How to boycott Russia

There is a very fine iconic restaurant in Manhattan called the Russian Tea Room.   It’s where you’d go back in the day to see Sophie Tucker, Hermione Gingold, and Tallulah Bankhead split an order of pickled vegetables and compare notes on sleeping with the doorman at the San Remo Towers.  It was the height of pretending to be sophisticated.  The Russian Tea Room serves caviar and Chicken Kiev and it’s more of a throwback to when Czars and cossacks roamed and terrified the land — you know, a more gentler time.  

Currently, the Russian Tea Room is being boycotted because of Russia’s current unprovoked invasion of Ukraine.  And although boycotting is a (sometimes… occasionally… maybe once) effective American way of protesting I have my doubts it will force Putin into declaring a ceasefire.   My guess is the subject of the Russian Tea Room has not once entered the Situation Room during this crisis, except for maybe take-out.  

Also, it should be noted — the Russian Tea Room is not owned by Russians.  

I’m sure, if it weren’t a Central Park South institution they’d just rename it “Ted’s Baltic Diner” and boycotters would happily return for “Mama’s Famous Beet Soup” formerly “borscht.”

Although it has been made quite public that Russians do not own the Russian Tea Room, some boycotting still persists.  Why let facts get in the way, am I right?  

So for those still hell-bent on bringing Russia to its knees by withholding our American dollars (Official measurement: One U.S. dollar is now worth enough rubles to fill the Guggenheim), here are some other related targets for your withholding pleasure:

Russian Dolls — Children love these wooden dolls of decreasing size placed one inside the other.  But don’t be fooled!  These dolls are making a statement. Each larger doll consumes the smaller ones. What six-year-old girl is going to play with these dolls and not see the parallel to world domination?  Barbie may have accessories that get lost under the bed, but at least she’s not trying to dominate Ken or Skipper.  

“Russian Dolls” — The Netflix limited series.  Okay, follow me on this one.  It was co-created by Amy Poehler who also directed the recent documentary “Lucy and Desi,” which touched upon Lucy maybe being a Communist.  Also, it was hard to follow the “Russian Dolls” time loop narrative. I mean, was she really dead or not dead? How did this happen? Better to watch “The Andy Griffith Show.”

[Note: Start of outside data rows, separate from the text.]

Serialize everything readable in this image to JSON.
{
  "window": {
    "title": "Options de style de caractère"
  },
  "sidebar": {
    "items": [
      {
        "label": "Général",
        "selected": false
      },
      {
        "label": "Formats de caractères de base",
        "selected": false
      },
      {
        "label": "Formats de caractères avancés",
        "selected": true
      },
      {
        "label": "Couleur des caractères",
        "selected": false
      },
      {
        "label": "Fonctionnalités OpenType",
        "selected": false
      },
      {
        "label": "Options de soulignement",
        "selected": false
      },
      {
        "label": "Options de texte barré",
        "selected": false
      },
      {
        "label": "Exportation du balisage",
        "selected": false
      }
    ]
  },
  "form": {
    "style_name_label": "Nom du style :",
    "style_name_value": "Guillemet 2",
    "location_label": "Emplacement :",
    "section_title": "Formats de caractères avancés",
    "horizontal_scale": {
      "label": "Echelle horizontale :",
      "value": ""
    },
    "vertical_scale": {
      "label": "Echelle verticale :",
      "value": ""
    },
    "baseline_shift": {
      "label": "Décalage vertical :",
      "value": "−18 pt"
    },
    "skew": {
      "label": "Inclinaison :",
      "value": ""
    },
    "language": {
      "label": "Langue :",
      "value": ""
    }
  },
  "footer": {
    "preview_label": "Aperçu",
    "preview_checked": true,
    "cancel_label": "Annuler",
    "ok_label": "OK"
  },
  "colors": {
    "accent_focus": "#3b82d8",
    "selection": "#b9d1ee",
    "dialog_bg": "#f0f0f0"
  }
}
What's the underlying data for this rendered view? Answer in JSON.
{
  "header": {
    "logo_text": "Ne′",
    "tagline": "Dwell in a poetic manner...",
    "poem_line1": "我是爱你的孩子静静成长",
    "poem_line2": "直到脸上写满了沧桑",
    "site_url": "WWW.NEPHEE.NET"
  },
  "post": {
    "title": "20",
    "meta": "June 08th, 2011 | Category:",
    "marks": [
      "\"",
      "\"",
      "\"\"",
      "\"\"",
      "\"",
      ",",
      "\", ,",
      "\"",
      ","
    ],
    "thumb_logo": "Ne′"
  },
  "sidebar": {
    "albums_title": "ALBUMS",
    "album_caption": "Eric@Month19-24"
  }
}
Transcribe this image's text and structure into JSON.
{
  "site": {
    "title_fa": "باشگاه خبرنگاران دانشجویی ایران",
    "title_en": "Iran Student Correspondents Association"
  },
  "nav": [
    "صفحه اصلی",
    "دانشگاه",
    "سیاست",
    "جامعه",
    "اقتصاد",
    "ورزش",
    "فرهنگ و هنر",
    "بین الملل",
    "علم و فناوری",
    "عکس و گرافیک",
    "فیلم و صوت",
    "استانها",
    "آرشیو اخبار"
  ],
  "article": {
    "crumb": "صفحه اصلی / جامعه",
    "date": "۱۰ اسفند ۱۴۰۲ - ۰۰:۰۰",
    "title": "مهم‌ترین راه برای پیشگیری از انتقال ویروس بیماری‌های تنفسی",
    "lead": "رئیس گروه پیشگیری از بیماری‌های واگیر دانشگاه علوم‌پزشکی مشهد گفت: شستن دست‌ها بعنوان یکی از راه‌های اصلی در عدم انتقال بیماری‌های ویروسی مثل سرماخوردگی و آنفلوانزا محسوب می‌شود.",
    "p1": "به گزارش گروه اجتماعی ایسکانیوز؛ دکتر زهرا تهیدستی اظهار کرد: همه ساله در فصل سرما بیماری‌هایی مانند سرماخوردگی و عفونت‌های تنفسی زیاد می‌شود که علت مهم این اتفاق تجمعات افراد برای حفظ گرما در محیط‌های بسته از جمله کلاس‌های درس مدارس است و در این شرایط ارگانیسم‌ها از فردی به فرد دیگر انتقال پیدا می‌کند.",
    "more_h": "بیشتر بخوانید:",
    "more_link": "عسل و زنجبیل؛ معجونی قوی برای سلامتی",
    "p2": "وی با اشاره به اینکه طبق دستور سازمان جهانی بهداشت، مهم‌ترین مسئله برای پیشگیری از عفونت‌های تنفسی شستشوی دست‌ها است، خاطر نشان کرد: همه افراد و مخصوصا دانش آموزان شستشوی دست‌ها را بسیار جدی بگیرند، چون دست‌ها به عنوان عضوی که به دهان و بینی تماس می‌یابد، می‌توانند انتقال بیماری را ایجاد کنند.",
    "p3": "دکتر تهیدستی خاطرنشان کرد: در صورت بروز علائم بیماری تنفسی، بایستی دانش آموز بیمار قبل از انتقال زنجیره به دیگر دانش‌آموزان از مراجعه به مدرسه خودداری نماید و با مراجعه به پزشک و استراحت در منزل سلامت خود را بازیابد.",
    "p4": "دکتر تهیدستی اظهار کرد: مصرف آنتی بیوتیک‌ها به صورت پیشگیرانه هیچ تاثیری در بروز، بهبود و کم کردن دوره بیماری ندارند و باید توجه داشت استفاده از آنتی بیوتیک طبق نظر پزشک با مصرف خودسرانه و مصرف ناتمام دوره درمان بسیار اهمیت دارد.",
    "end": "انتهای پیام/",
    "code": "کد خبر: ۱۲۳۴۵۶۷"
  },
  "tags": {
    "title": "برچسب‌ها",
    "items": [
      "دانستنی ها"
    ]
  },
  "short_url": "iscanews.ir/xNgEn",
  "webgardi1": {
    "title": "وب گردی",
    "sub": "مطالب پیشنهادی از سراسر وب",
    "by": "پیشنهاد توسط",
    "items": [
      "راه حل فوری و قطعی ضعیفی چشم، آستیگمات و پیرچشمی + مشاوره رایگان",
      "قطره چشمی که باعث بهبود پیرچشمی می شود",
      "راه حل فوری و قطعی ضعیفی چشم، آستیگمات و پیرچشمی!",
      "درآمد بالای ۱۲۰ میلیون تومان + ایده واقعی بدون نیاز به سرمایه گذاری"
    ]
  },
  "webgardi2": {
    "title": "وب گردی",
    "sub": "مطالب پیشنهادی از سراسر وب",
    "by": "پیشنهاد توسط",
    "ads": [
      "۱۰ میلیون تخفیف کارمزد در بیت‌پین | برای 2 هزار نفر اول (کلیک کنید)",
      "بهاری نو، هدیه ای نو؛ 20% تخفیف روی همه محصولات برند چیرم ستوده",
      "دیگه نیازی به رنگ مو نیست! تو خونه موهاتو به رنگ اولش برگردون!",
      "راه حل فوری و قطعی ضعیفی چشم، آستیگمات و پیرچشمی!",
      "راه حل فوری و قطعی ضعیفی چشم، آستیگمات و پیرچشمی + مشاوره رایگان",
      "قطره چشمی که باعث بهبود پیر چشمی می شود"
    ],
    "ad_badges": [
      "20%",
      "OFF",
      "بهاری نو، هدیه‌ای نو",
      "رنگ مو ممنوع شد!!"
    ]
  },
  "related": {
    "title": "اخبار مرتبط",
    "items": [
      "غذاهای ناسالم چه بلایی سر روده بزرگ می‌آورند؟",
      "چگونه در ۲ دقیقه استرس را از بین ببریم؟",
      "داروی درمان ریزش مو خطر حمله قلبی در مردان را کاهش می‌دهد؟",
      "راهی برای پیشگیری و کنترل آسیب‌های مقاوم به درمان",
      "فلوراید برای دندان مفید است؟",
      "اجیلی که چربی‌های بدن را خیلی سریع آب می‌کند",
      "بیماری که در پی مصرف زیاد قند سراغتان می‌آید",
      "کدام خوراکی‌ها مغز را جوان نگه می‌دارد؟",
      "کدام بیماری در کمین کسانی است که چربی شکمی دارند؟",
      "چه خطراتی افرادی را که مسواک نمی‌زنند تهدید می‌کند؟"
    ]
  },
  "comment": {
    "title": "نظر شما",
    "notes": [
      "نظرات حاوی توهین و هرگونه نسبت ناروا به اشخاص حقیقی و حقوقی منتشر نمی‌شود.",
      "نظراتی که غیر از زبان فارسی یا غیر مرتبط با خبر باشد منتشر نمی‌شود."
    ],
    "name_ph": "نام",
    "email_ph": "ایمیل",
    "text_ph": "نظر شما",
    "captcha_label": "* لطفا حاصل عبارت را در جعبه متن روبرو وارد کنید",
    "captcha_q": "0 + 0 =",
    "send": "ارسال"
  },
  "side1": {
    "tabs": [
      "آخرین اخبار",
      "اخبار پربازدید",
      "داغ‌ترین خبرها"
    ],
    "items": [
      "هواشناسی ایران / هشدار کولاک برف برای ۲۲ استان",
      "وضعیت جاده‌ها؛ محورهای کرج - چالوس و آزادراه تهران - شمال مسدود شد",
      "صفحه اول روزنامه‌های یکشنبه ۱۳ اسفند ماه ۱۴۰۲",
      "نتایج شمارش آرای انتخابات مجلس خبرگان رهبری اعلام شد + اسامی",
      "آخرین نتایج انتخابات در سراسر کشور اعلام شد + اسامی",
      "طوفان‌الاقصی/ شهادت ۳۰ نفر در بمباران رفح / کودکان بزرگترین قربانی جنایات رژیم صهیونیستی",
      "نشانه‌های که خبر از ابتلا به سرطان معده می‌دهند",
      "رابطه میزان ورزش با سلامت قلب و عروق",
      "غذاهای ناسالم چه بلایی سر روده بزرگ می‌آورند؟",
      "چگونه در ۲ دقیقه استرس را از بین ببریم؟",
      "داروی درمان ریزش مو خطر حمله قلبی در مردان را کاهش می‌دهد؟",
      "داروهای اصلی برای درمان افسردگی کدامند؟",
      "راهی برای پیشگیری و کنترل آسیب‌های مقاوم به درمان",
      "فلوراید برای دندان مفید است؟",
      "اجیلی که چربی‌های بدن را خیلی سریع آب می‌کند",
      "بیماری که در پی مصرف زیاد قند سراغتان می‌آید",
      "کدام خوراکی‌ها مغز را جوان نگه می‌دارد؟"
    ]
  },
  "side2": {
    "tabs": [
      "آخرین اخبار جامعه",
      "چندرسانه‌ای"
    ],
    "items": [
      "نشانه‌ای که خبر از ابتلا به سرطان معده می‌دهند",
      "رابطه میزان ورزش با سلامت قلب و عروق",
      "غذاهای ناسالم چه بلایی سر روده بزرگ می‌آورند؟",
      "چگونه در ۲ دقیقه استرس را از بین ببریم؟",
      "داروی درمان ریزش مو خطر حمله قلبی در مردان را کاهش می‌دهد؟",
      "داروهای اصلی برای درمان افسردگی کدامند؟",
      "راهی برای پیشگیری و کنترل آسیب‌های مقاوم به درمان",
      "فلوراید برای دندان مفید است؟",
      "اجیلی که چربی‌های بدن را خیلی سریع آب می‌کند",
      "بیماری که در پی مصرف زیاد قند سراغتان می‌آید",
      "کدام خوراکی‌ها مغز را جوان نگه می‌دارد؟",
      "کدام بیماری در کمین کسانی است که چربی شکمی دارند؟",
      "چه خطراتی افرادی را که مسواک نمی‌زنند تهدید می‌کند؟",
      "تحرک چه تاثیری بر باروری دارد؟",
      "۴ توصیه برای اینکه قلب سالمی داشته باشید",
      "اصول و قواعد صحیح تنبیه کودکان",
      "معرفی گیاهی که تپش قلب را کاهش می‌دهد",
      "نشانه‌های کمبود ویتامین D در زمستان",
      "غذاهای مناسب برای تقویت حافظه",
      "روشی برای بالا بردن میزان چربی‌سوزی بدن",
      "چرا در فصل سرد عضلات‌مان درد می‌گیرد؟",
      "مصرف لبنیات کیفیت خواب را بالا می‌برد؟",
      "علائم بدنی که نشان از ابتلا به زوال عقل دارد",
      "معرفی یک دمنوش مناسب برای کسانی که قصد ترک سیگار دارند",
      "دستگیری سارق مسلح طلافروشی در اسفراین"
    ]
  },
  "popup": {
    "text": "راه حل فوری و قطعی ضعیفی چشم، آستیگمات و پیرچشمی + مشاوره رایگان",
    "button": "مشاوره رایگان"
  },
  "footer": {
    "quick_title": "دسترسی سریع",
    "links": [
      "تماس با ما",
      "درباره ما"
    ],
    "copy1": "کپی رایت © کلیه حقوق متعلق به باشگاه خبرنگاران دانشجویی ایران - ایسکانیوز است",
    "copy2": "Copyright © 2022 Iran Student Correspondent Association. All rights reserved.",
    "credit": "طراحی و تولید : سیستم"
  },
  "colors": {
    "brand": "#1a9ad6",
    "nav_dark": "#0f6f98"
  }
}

“War & Peace” — Classic Russian novel.  This one is easy.   You’ve avoided it your whole life.  

Russian Dressing — They’ve meddled with our elections, they’ve hacked into our computers, and now they’re infiltrating our sacred condiments.  Do you know how many calories are in Russian Dressing?   You think you’re eating a healthy salad, but no, you’re chugging a ShackBurger.  Way healthier is Thousand Island Dressing or Louie Dressing.

Russian Roulette — This might be a tough one because who doesn’t love to play this fun game of chance?  I’d say think of the overall consequences except people who do play Russian Roulette give little thought to consequences.  So just trust me.  There’s a five-in-six chance I’m right.  

Or… you could donate money, time, or supplies to this heartbreaking cause.  There are many ways we all can really help.  Let’s focus on those. Hey, how about a fundraiser at the Russian Tea Room?